Scott Alpeter, executive director of the Illinois Independent Auto Dealers Association (IIADA), sees just one winner emerging from the enactment of a new state law that caps trade-in tax credits for most vehicles in Illinois at $10,000.
“It’s not good for consumers or dealers, only for the government,” Alpeter told Prairie State Wire. “Consumers will recognize this is just another way to penalize them.”
The new law is slated to become official on Jan. 1, stifling motorists across the state with an additional tax bill of some $40 million overall, according to the Daily Herald.

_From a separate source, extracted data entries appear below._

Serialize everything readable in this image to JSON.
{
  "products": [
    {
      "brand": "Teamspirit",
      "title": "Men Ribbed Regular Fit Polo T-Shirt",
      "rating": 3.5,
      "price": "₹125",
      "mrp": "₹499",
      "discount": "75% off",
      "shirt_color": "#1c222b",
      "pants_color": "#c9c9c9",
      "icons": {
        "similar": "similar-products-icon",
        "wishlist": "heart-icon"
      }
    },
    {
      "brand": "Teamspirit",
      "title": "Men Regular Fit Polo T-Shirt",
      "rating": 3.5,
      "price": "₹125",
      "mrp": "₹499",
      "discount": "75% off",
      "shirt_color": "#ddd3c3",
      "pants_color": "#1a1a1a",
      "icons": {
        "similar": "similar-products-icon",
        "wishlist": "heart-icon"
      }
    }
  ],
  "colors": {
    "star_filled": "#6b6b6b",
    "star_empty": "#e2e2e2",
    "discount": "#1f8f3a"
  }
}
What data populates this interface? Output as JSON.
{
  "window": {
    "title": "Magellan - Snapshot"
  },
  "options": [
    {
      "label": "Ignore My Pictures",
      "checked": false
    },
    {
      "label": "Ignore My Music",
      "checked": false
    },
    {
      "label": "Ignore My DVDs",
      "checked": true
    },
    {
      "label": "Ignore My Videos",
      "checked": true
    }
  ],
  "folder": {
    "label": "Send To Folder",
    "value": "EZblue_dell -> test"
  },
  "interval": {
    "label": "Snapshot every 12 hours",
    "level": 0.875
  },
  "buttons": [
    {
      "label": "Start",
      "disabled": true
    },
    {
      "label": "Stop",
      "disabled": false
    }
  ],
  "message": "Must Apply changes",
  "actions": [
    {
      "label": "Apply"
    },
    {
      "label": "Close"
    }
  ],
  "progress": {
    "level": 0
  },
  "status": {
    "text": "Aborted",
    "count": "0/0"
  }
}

IIADA executive director Scott Alpeter
“The association is trying to get as much support to fight this as we can,” Alpeter said. “We don’t think it’s right that the car should be taxed a second time. This law is going to affect every dealer in the state. This is why associations are in business, to have their voices heard at time like these.”
With virtually every dealer in the state working in the area of trade-ins, Alpeter predicted that no one will be immune from the hazards of the new law.
“This will impact everyone from clients having to change the way they do business by driving cars longer, to dealers trying to find ways to sell new vehicles,” he said. “We just don’t think this is going to be good for business. People just won’t buy new cars as they maybe would before.”
Much of the added revenue from the new tax is slated to go toward the $45 billion that Gov. J.B. Pritzker said he needs to cover the Rebuild Illinois part of his new state budget advertised to rebuild roads, bridges and railways. In all, there were at least 21 new provisions paving the way for raised taxes or new fees included in Pritzker’s overall $85 billion budget.